Justin Dollman - The Ezra Klein Show

Welcome

For reasons lost to oblivion, I decided to analyze transcripts of Ezra Klein’s podcasts using elementary text analysis. The following was the result.

Interviewing Style

Before even looking at the content of the episodes, before looking at what words are said, sentiments are expressed and topics are covered, we can look at volume of speaking.

We can also compare this distribution of how much Ezra speaks as interviewer to how much other interviewers speak. After all, it’s hard to really feel what the numbers in the graph above mean without comparing them to the relative talkativeness of other interviewers. Below is a comparison of Ezra with two other interviewers, both of whom have had Ezra on as a guest on their programs: Rob Wiblin (80,000 Hours) and Tyler Cowen (Conversations with Tyler).

This is a little more interesting, I think.

My hypothesis before crunching these data was that Tyler was speak the least (and it wouldn’t be close), then Rob, then Ezra. And that turned out to be right.¹ After all, Ezra speaks quiet a bit because people tune into Ezra’s show in order to listen to Ezra. Though Tyler’s show does have “Tyler” in the name, he frequently announces that his interviews are the interviews that he wants, not what the listeners might want. And his listener-be-damned approach often results in quick questions and abrupt topic changes. The 80,000 Hours podcast has this intermediate position where Rob often positions himself as a listener might and restates what the speaker said, gives the conventional wisdom against which the interviewee can react, and ask follow-up questions.

Ezra’s Words

Alright, so what does this ingenious interviewer from Irvine actually talk about? Among the ways of answering that question, one is to just look at the words he uses. The simplest way of operationalizing ‘words used’ is to look at “unigrams,” which result from splitting the unstructured text at every whitespace², making each whitespace-separated unit into a row in a dataframe, and counting how many rows each token (word) appears in that resulting dataframe. Ezra’s result is below.³

But you can also get slighly more sophisticated and look at contiguous words. So, instead of splitting at every whitespace, you split at every second or third whitespace. The nice thing about that is you start to see phrases, turns of speech. For example, if you were curious why “people,” “lot,” and” bit” appear in the unigrams, the bottom-most panel will give you your answer.

Among the bigrams and trigrams, an Ezra Klein Show fan will also be pleased to see Ezra’s pat phrases for parts of his podcast: “final question”, “books you’d recommend,” and “email [is] ezrakleinshow@nytimes.com.” I’m not sure if seeing these phrases is interesting, but they are nice proofs of concept for the method. You also see that the bigrams are dominated by pairs of words that, yes, do have a space between them, but they are lexically one thing. I’d argue that “past couple” and “minute ago” are only instances of more-or-less independent words coming together.
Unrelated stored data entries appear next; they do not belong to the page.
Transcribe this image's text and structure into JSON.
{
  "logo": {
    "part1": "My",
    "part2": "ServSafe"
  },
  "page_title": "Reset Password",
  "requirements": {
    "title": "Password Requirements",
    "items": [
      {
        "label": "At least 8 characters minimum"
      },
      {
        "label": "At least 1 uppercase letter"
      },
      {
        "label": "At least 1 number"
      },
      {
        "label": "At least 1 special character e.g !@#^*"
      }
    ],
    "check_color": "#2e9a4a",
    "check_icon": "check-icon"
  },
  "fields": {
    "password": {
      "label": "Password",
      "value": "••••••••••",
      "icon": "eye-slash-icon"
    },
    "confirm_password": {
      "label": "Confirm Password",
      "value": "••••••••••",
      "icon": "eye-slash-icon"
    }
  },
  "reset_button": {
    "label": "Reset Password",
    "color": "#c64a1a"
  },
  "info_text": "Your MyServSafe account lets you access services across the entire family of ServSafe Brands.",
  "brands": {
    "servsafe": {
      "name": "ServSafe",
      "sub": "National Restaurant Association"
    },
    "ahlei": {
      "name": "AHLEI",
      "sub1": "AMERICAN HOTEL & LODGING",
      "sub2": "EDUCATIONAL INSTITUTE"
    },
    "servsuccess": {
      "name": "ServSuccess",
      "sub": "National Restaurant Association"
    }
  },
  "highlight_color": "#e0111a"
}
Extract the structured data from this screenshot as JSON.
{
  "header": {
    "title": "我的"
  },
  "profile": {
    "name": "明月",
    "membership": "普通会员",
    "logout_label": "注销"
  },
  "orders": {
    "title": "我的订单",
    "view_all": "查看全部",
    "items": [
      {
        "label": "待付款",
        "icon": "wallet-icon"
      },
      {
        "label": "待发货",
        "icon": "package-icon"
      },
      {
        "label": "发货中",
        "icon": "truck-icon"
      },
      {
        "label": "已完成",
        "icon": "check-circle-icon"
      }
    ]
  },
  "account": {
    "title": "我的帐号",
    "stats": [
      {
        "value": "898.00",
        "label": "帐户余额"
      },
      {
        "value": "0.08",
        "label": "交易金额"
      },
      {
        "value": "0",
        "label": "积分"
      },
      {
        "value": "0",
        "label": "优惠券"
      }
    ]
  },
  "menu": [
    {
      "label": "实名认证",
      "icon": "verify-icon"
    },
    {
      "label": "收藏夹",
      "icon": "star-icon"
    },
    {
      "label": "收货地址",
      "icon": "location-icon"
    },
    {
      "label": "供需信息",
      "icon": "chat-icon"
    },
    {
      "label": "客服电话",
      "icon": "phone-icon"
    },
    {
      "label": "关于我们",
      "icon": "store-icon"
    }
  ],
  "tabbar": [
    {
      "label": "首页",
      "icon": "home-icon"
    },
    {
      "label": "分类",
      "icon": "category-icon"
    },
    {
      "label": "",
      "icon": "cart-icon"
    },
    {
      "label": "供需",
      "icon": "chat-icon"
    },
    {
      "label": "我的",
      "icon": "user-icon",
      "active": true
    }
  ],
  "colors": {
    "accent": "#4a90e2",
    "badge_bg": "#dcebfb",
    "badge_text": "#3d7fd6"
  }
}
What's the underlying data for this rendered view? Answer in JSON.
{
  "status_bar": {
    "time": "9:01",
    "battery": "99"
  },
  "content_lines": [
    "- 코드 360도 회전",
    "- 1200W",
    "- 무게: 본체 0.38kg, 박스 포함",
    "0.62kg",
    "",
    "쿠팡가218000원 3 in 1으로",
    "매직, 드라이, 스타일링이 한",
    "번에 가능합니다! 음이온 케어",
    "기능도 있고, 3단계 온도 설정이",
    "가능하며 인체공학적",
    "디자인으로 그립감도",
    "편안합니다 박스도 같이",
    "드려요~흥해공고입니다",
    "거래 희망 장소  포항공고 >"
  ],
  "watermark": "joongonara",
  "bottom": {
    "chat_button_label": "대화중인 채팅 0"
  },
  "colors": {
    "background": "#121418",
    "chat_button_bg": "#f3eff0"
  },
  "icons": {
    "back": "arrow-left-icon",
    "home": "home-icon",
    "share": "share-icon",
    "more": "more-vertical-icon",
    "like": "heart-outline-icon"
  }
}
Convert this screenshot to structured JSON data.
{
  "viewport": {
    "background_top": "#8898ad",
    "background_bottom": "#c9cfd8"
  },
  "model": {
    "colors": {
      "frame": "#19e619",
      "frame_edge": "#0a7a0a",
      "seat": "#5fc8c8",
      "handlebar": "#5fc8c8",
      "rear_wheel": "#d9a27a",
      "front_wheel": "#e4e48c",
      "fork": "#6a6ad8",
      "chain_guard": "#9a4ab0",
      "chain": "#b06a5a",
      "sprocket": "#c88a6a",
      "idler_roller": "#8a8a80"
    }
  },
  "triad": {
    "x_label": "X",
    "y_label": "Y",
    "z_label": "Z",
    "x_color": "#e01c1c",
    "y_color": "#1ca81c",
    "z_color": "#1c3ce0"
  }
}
Now let’s try something potentially more interesting. We can also look at how he uses words differentially. Why would that be useful? Well, just looking at the words he uses might tell us that he’s a guy with a show that covers topics X, Y, and Z that use the words associated with those topics.⁴ One way we can “control for” topic is to contrast Ezra’s words with those of his guest. Abstractly, the idea is that if person A and B are talking about subject S, the words that differentiate A and B are not going to be those that generically describe subject S. Rather, they will be the words idiosyncratically associated with each interlocutor.

This surprised me. Sure, one would expect most words to be along the diagonal line which indicates that the word is used in equal proportions by both Ezra and his guests, but I really expected this to show more unique usages in the off-diagonal space.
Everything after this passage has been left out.